School zone cameras will record those going too fast near a school and fine them by mail. TY GREENLEES / DAYTON DAILY NEWS

School zone cameras will record those going too fast near a school and fine them by mail. TY GREENLEES / DAYTON DAILY NEWS

If the safety of children isn’t enough to slow down thousands of drivers near schools, maybe a $75 fine will work.

That’s what the Roswell City Council is hoping. Council members unanimously voted Monday to sign a contract with a company that will install speed cameras outside schools, record those going over the speed limit and mail offenders a fine after identifying their license plate numbers.

Roswell joins about 20 other cities in Georgia, including Gwinnett County's Duluth and Lilburn, that contract with Illinois-based RedSpeed USA to ticket drivers. The service is free to the cities, but RedSpeed gets 35% of the ticket revenue. The rest is kept by the city and must be used for public safety.

READ | School zone speed cameras arrive in Georgia due to recent law

This is all now happening because the state government passed House Bill 978 in 2018. The law lets speed cameras be used to ticket drivers in school zones as long as drivers are 10 mph over the speed limit. while school zone lights are flashing. Drivers can technically be ticketed by an officer for only going 1 mph over the speed limit, so the cameras are more lenient.

The bill limits fines to $75 for the first offense and then $125 for all subsequent offenses; these are civil violations and will not add points to anyone’s license.

When Roswell police presented the plan to council members on Monday, they said there were 15 school zones in the city and nine traffic officers.

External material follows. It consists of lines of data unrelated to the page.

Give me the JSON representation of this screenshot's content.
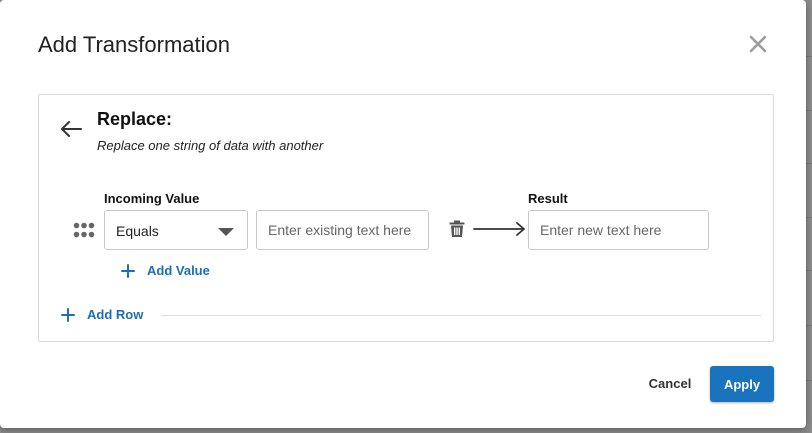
{
  "modal": {
    "title": "Add Transformation"
  },
  "panel": {
    "title": "Replace:",
    "subtitle": "Replace one string of data with another"
  },
  "row": {
    "incoming_label": "Incoming Value",
    "result_label": "Result",
    "match_select": {
      "value": "Equals"
    },
    "existing_input": {
      "value": "",
      "placeholder": "Enter existing text here"
    },
    "result_input": {
      "value": "",
      "placeholder": "Enter new text here"
    }
  },
  "actions": {
    "add_value": "Add Value",
    "add_row": "Add Row",
    "cancel": "Cancel",
    "apply": "Apply"
  },
  "icons": {
    "close": "close-icon",
    "back": "arrow-left-icon",
    "drag": "drag-handle-icon",
    "caret": "caret-down-icon",
    "trash": "trash-icon",
    "arrow": "arrow-right-icon",
    "plus": "plus-icon"
  },
  "colors": {
    "accent": "#1a73be",
    "link": "#1a6fb5",
    "backdrop": "#8c8c8c"
  }
}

READ | Meet the new neighborhood watch: License-plate reading cameras

A RedSpeed analysis of the city found six schools that presented a risk to students and others, according to the presentation. The worst was Holcomb Bridge Middle School, which had 1,719 violations of more than 10 mph in one school day. Hembree Elementary School had 1,664 such violations. The next was Sweet Apple Elementary with 432 violations.

The video recordings will be kept for 45 days so police can review them in case they can help an investigation. They will be deleted afterwards to ensure privacy, police said.